When I was a little girl, Ganesha Chaturthi was very important. We would scurry from house to house to see 21 different idols of Ganesha. We were told by our parents that we would do well in our studies if we succeeded. That may have been their big wish, but for us it was all about getting sweets and kadabu, a very special tasty prasadmade by mothers. So we all dressed up in new clothes, bought to honor the day, and galloped around singing whatever Ganesha songs we knew, even our school anthem.

Of course, not all the sweets made it home. The best ones we ate as soon as we got them. Our excitement knew no bounds. Although Ganesha is worshiped throughout India, Maharashtra specializes in honoring the elephant-headed God of Wisdom. Giant parades with enormous Ganesha idols highlight His annual birthday festival. Smaller clay idols are the most popular image for the average devotee. After worshiping them in the home, they are ceremoniously immersed in rivers or oceans. Years ago, though, families would fashion their own images. Children would hand paint Ganesha's facial features and fancily clothe Him. But now, people say they haven't the time to make the idols. So a commercial industry has sprung up to replace hand-made ones. I recently visited one such factory near Bangalore.

I met the owner Mr. Muninanjappa, who 25 years ago was a vegetable vendor. He told me his story: "Years ago, I would buy a few Ganeshas and sell them during the festival. Gradually I began to make them myself and, by His grace, I am today a leading manufacturer!" Financed by a national bank, his factory churns out Ganesha idols ten months a year, stockpiling them for Ganesha Chaturthi.

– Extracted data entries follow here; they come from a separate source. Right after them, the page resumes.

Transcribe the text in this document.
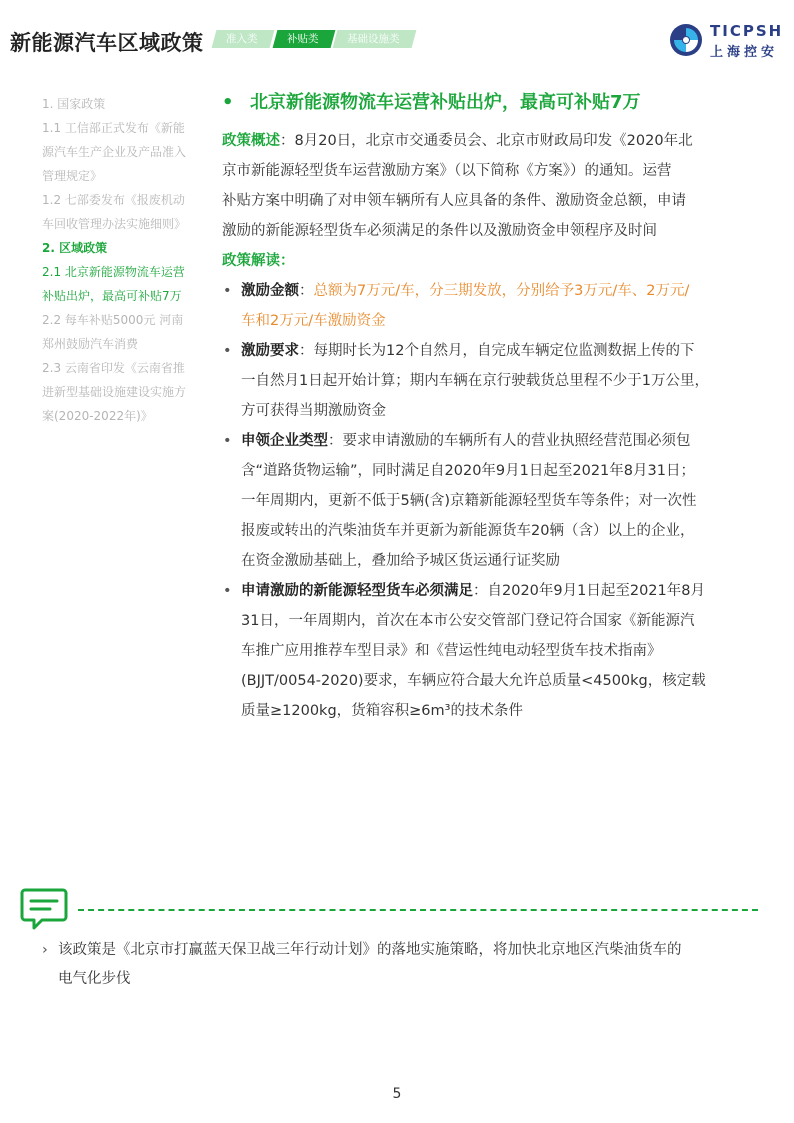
新能源汽车区域政策	准入类	补贴类	基础设施类	TICPSH
上海控安
1. 国家政策
1.1 工信部正式发布《新能
源汽车生产企业及产品准入
管理规定》
1.2 七部委发布《报废机动
车回收管理办法实施细则》
2. 区域政策
2.1 北京新能源物流车运营
补贴出炉，最高可补贴7万
2.2 每车补贴5000元 河南
郑州鼓励汽车消费
2.3 云南省印发《云南省推
进新型基础设施建设实施方
案(2020-2022年)》
• 北京新能源物流车运营补贴出炉，最高可补贴7万
政策概述：8月20日，北京市交通委员会、北京市财政局印发《2020年北
京市新能源轻型货车运营激励方案》（以下简称《方案》）的通知。运营
补贴方案中明确了对申领车辆所有人应具备的条件、激励资金总额，申请
激励的新能源轻型货车必须满足的条件以及激励资金申领程序及时间
政策解读：
• 激励金额：总额为7万元/车，分三期发放，分别给予3万元/车、2万元/
车和2万元/车激励资金
• 激励要求：每期时长为12个自然月，自完成车辆定位监测数据上传的下
一自然月1日起开始计算；期内车辆在京行驶载货总里程不少于1万公里，
方可获得当期激励资金
• 申领企业类型：要求申请激励的车辆所有人的营业执照经营范围必须包
含“道路货物运输”，同时满足自2020年9月1日起至2021年8月31日；
一年周期内，更新不低于5辆(含)京籍新能源轻型货车等条件；对一次性
报废或转出的汽柴油货车并更新为新能源货车20辆（含）以上的企业，
在资金激励基础上，叠加给予城区货运通行证奖励
• 申请激励的新能源轻型货车必须满足：自2020年9月1日起至2021年8月
31日，一年周期内，首次在本市公安交管部门登记符合国家《新能源汽
车推广应用推荐车型目录》和《营运性纯电动轻型货车技术指南》
(BJJT/0054-2020)要求，车辆应符合最大允许总质量<4500kg，核定载
质量≥1200kg，货箱容积≥6m³的技术条件
› 该政策是《北京市打赢蓝天保卫战三年行动计划》的落地实施策略，将加快北京地区汽柴油货车的
电气化步伐
5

Besides clay idol makers, he hires a dozen expert papier-maché artisans four months before the festival to make large parade deities.

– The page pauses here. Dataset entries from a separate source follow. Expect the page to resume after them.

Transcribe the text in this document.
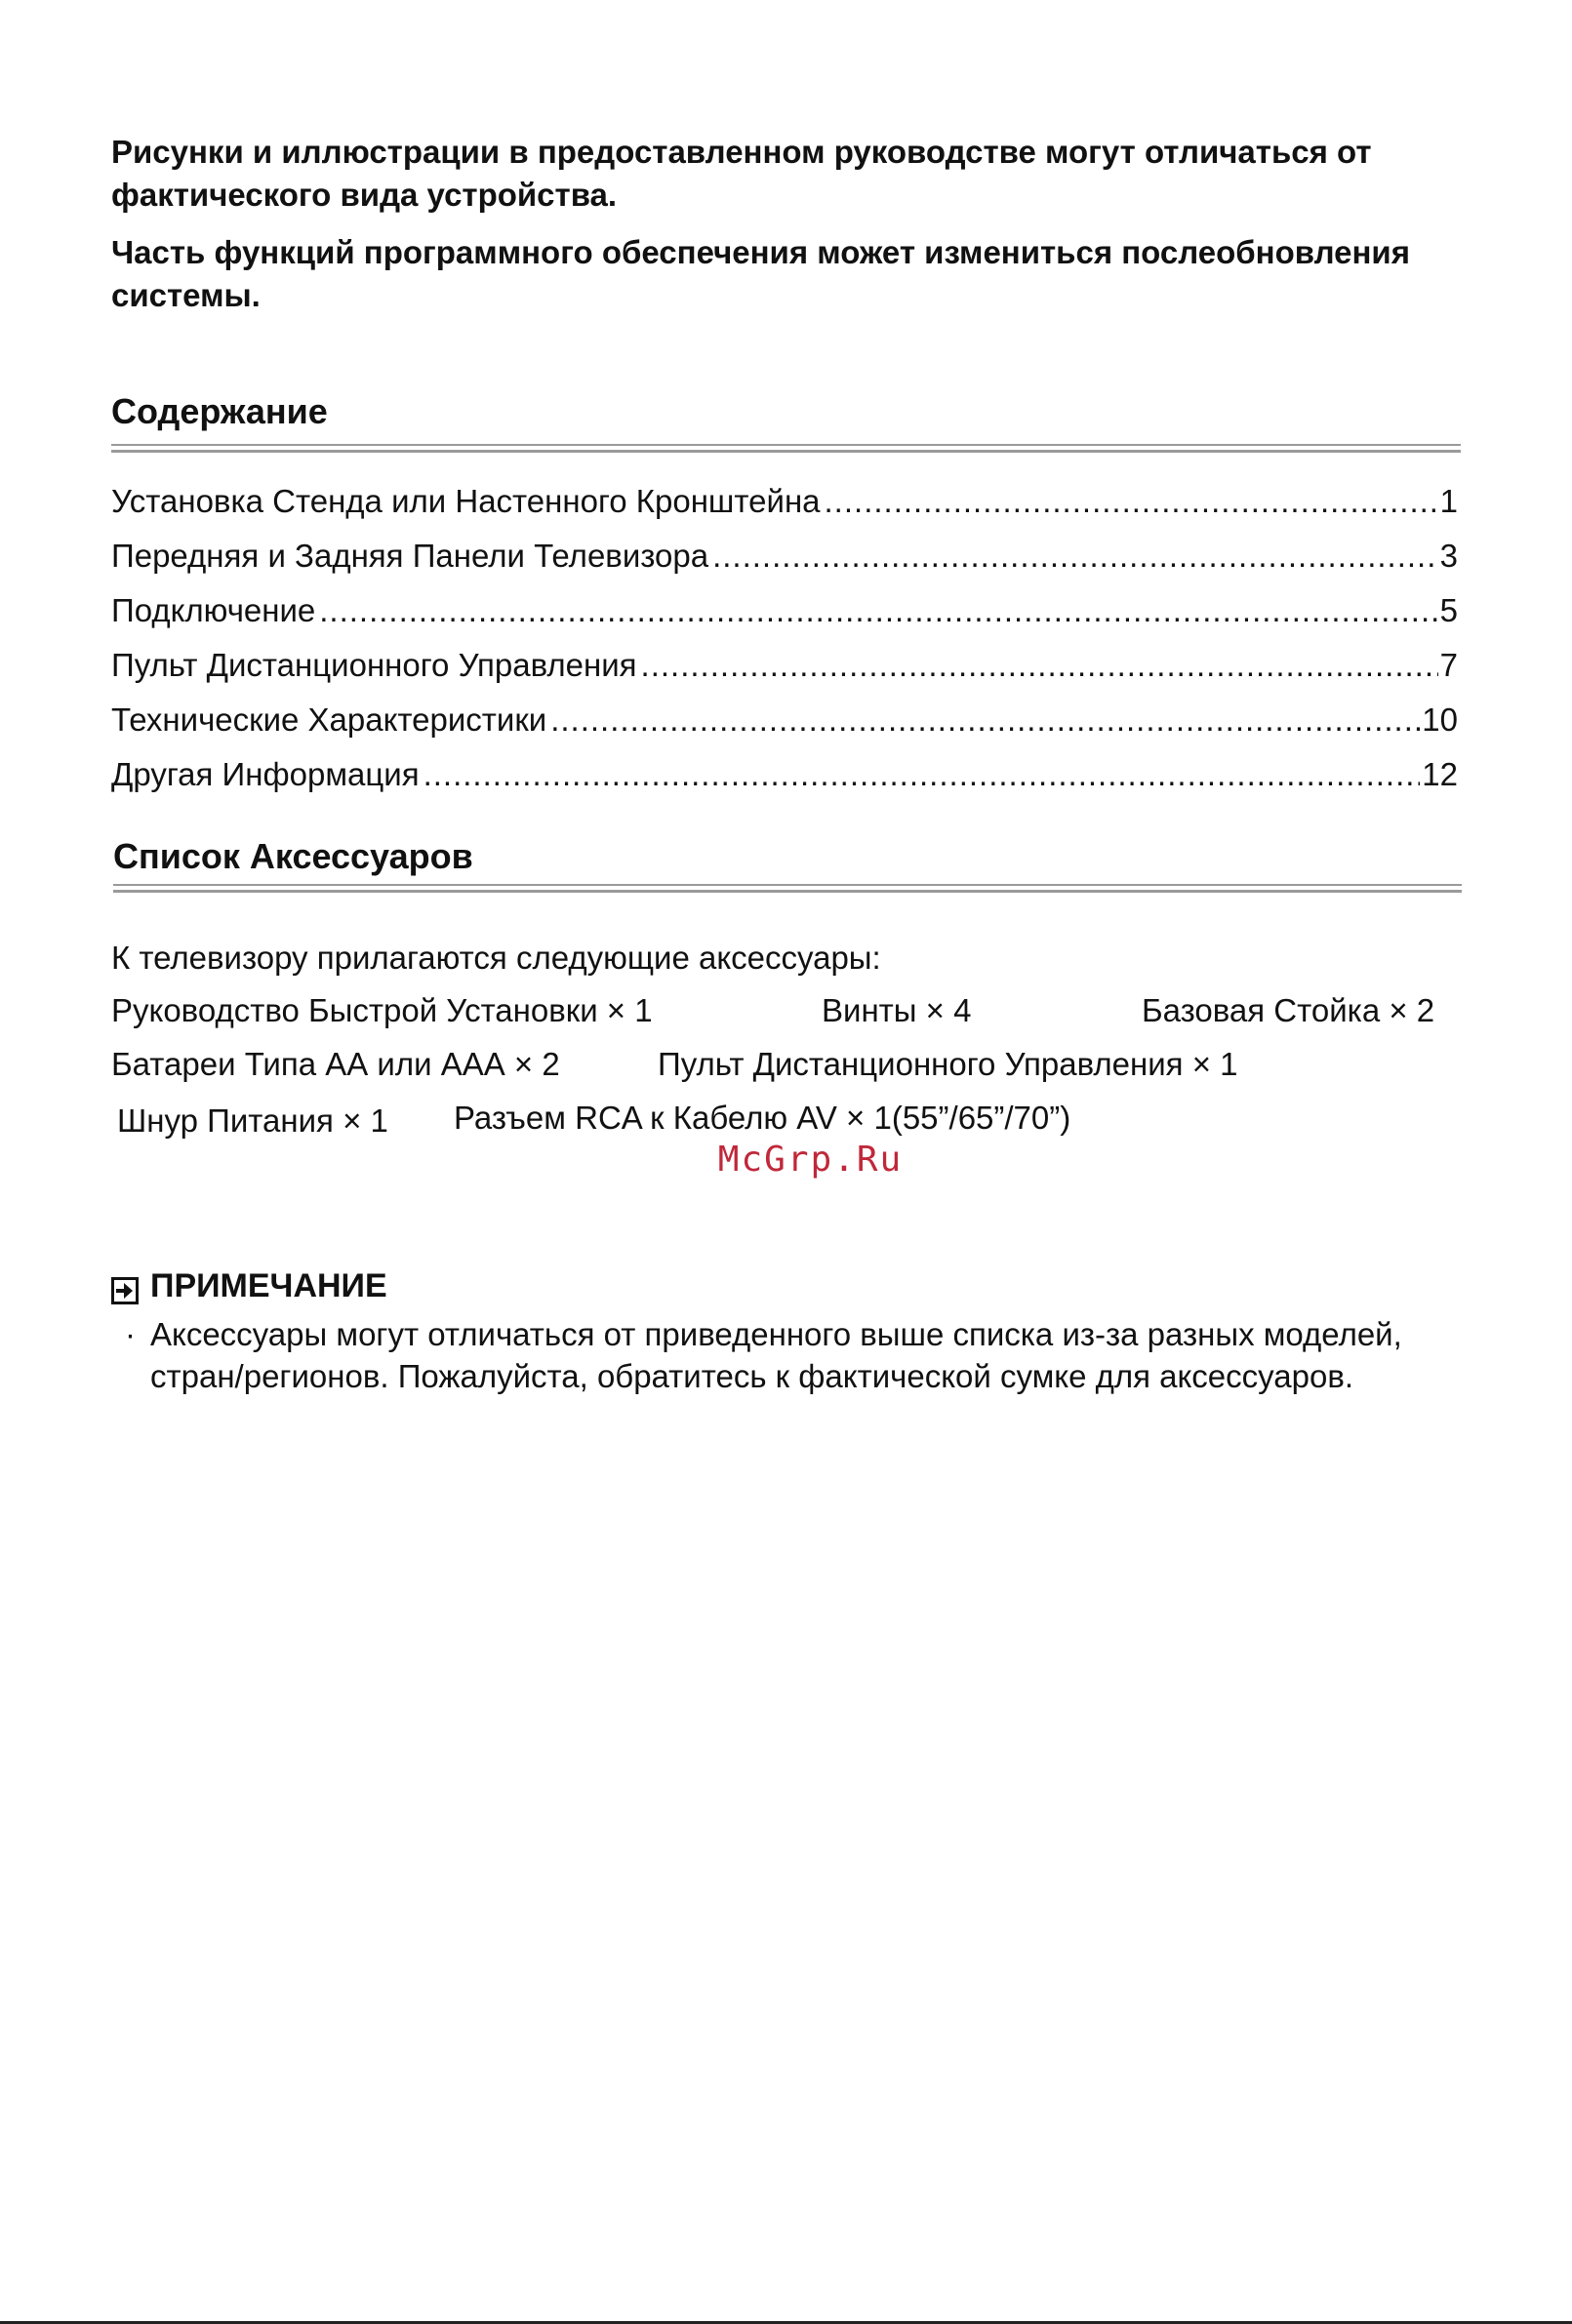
Рисунки и иллюстрации в предоставленном руководстве могут отличаться от фактического вида устройства.

Часть функций программного обеспечения может измениться послеобновления системы.

Содержание
Установка Стенда или Настенного Кронштейна .....	1
Передняя и Задняя Панели Телевизора .....	3
Подключение .....	5
Пульт Дистанционного Управления .....	7
Технические Характеристики .....	10
Другая Информация .....	12
Список Аксессуаров

К телевизору прилагаются следующие аксессуары:

Руководство Быстрой Установки × 1	Винты × 4	Базовая Стойка × 2
Батареи Типа АА или ААА × 2	Пульт Дистанционного Управления × 1
Шнур Питания × 1 Разъем RCA к Кабелю AV × 1(55”/65”/70”)
McGrp.Ru
ПРИМЕЧАНИЕ
· Аксессуары могут отличаться от приведенного выше списка из-за разных моделей, стран/регионов. Пожалуйста, обратитесь к фактической сумке для аксессуаров.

Large papier maché idols are custom-ordered by different groups, each calling for very unusual designs to catch the public's attention and hopefully win various competitions that idols are entered in. This year, one group ordered, and got, a Ganesha fighting a dinosaur! Jurrasic Park emotion and Ganesha devotion fuse, I muse. "Papier maché idols are a deviation from tradition," admits Muninanjappa, "but with the demand for elephant-sized idols, we have to make them this way."

He lorries in about 80 truckloads of clay, and this year molded the mountain of red dirt into 100,000 idols. After the clay arrives, an inaugural puja is performed to the formless clay before starting work. Then one special idol is made and worshiped by the factory staff. Only then does large-scale production begin. The fifteen artisans I talked with perform puja to Ganesha every day before and after work. "We have to climb over the idols. At times our feet rest on Him, so we seek pardon before we start work and before leaving," said Selvan from Salem. Most of the workers narrate that they see and speak to Ganesha from time to time in their dreams. "We get messages if there is something wrong in our work and the next morning immediately we correct it," shared artisan Isairaj.